The undersigned Author(s) of the above-mentioned Paper here transfer any and all copyright-rights in and to The Paper to The Publisher. The Author(s) warrants that The Paper is based on their original work and that the undersigned has the power and authority to make and execute this assignment. It is the author's responsibility to obtain written permission to quote material that has been previously published in any form. The Publisher recognizes the retained rights noted below and grants to the above authors and employers for whom the work performed royalty-free permission to reuse their materials below. Authors may reuse all or portions of the above Paper in other works, excepting the publication of the paper in the same form.
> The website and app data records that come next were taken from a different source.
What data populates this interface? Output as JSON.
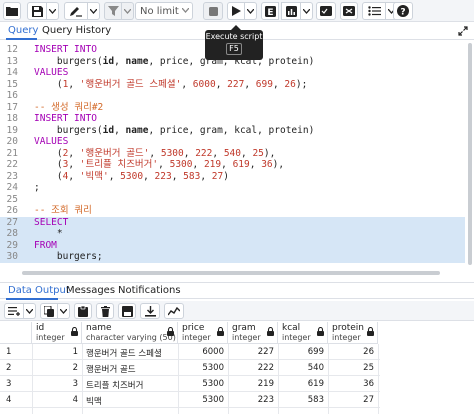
{
  "toolbar": {
    "limit_label": "No limit",
    "tooltip_title": "Execute script",
    "tooltip_key": "F5"
  },
  "query_tabs": [
    "Query",
    "Query History"
  ],
  "editor": {
    "lines": [
      {
        "n": "12",
        "parts": [
          {
            "t": "INSERT INTO",
            "c": "kw"
          }
        ]
      },
      {
        "n": "13",
        "parts": [
          {
            "t": "    burgers(",
            "c": ""
          },
          {
            "t": "id",
            "c": "bold"
          },
          {
            "t": ", ",
            "c": ""
          },
          {
            "t": "name",
            "c": "bold"
          },
          {
            "t": ", price, gram, kcal, protein)",
            "c": ""
          }
        ]
      },
      {
        "n": "14",
        "parts": [
          {
            "t": "VALUES",
            "c": "kw"
          }
        ]
      },
      {
        "n": "15",
        "parts": [
          {
            "t": "    (",
            "c": ""
          },
          {
            "t": "1",
            "c": "num"
          },
          {
            "t": ", ",
            "c": ""
          },
          {
            "t": "'행운버거 골드 스페셜'",
            "c": "str"
          },
          {
            "t": ", ",
            "c": ""
          },
          {
            "t": "6000",
            "c": "num"
          },
          {
            "t": ", ",
            "c": ""
          },
          {
            "t": "227",
            "c": "num"
          },
          {
            "t": ", ",
            "c": ""
          },
          {
            "t": "699",
            "c": "num"
          },
          {
            "t": ", ",
            "c": ""
          },
          {
            "t": "26",
            "c": "num"
          },
          {
            "t": ");",
            "c": ""
          }
        ]
      },
      {
        "n": "16",
        "parts": []
      },
      {
        "n": "17",
        "parts": [
          {
            "t": "-- 생성 쿼리#2",
            "c": "cmt"
          }
        ]
      },
      {
        "n": "18",
        "parts": [
          {
            "t": "INSERT INTO",
            "c": "kw"
          }
        ]
      },
      {
        "n": "19",
        "parts": [
          {
            "t": "    burgers(",
            "c": ""
          },
          {
            "t": "id",
            "c": "bold"
          },
          {
            "t": ", ",
            "c": ""
          },
          {
            "t": "name",
            "c": "bold"
          },
          {
            "t": ", price, gram, kcal, protein)",
            "c": ""
          }
        ]
      },
      {
        "n": "20",
        "parts": [
          {
            "t": "VALUES",
            "c": "kw"
          }
        ]
      },
      {
        "n": "21",
        "parts": [
          {
            "t": "    (",
            "c": ""
          },
          {
            "t": "2",
            "c": "num"
          },
          {
            "t": ", ",
            "c": ""
          },
          {
            "t": "'행운버거 골드'",
            "c": "str"
          },
          {
            "t": ", ",
            "c": ""
          },
          {
            "t": "5300",
            "c": "num"
          },
          {
            "t": ", ",
            "c": ""
          },
          {
            "t": "222",
            "c": "num"
          },
          {
            "t": ", ",
            "c": ""
          },
          {
            "t": "540",
            "c": "num"
          },
          {
            "t": ", ",
            "c": ""
          },
          {
            "t": "25",
            "c": "num"
          },
          {
            "t": "),",
            "c": ""
          }
        ]
      },
      {
        "n": "22",
        "parts": [
          {
            "t": "    (",
            "c": ""
          },
          {
            "t": "3",
            "c": "num"
          },
          {
            "t": ", ",
            "c": ""
          },
          {
            "t": "'트리플 치즈버거'",
            "c": "str"
          },
          {
            "t": ", ",
            "c": ""
          },
          {
            "t": "5300",
            "c": "num"
          },
          {
            "t": ", ",
            "c": ""
          },
          {
            "t": "219",
            "c": "num"
          },
          {
            "t": ", ",
            "c": ""
          },
          {
            "t": "619",
            "c": "num"
          },
          {
            "t": ", ",
            "c": ""
          },
          {
            "t": "36",
            "c": "num"
          },
          {
            "t": "),",
            "c": ""
          }
        ]
      },
      {
        "n": "23",
        "parts": [
          {
            "t": "    (",
            "c": ""
          },
          {
            "t": "4",
            "c": "num"
          },
          {
            "t": ", ",
            "c": ""
          },
          {
            "t": "'빅맥'",
            "c": "str"
          },
          {
            "t": ", ",
            "c": ""
          },
          {
            "t": "5300",
            "c": "num"
          },
          {
            "t": ", ",
            "c": ""
          },
          {
            "t": "223",
            "c": "num"
          },
          {
            "t": ", ",
            "c": ""
          },
          {
            "t": "583",
            "c": "num"
          },
          {
            "t": ", ",
            "c": ""
          },
          {
            "t": "27",
            "c": "num"
          },
          {
            "t": ")",
            "c": ""
          }
        ]
      },
      {
        "n": "24",
        "parts": [
          {
            "t": ";",
            "c": ""
          }
        ]
      },
      {
        "n": "25",
        "parts": []
      },
      {
        "n": "26",
        "parts": [
          {
            "t": "-- 조회 쿼리",
            "c": "cmt"
          }
        ]
      },
      {
        "n": "27",
        "sel": true,
        "parts": [
          {
            "t": "SELECT",
            "c": "kw"
          }
        ]
      },
      {
        "n": "28",
        "sel": true,
        "parts": [
          {
            "t": "    *",
            "c": ""
          }
        ]
      },
      {
        "n": "29",
        "sel": true,
        "parts": [
          {
            "t": "FROM",
            "c": "kw"
          }
        ]
      },
      {
        "n": "30",
        "sel": true,
        "parts": [
          {
            "t": "    burgers;",
            "c": ""
          }
        ]
      }
    ]
  },
  "bottom_tabs": [
    "Data Output",
    "Messages",
    "Notifications"
  ],
  "columns": [
    {
      "name": "id",
      "type": "integer"
    },
    {
      "name": "name",
      "type": "character varying (50)"
    },
    {
      "name": "price",
      "type": "integer"
    },
    {
      "name": "gram",
      "type": "integer"
    },
    {
      "name": "kcal",
      "type": "integer"
    },
    {
      "name": "protein",
      "type": "integer"
    }
  ],
  "rows": [
    {
      "rownum": "1",
      "id": "1",
      "name": "행운버거 골드 스페셜",
      "price": "6000",
      "gram": "227",
      "kcal": "699",
      "protein": "26"
    },
    {
      "rownum": "2",
      "id": "2",
      "name": "행운버거 골드",
      "price": "5300",
      "gram": "222",
      "kcal": "540",
      "protein": "25"
    },
    {
      "rownum": "3",
      "id": "3",
      "name": "트리플 치즈버거",
      "price": "5300",
      "gram": "219",
      "kcal": "619",
      "protein": "36"
    },
    {
      "rownum": "4",
      "id": "4",
      "name": "빅맥",
      "price": "5300",
      "gram": "223",
      "kcal": "583",
      "protein": "27"
    }
  ]
}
Authors may reproduce or authorize others to reproduce the above Paper for the Author's personal use or for internal company use, provided that the source and The Publisher copyright notice are mentioned, that the copies are not used in any way that implies The Publisher endorsement of a product or service of an employer, and that the copies are not offered for sale as such. Authors are permitted to grant third party requests for reprinting, republishing or other types of reuse. The Authors may make limited distribution of all or portions of the above Paper prior to publication if they inform The Publisher of the nature and extent of such limited distribution prior there to. Authors retain all proprietary rights in any process, procedure, or article of manufacture described in The Paper. This agreement becomes null and void if and only if the above paper is not accepted and published by The Publisher, or is with drawn by the author(s) before acceptance by the Publisher.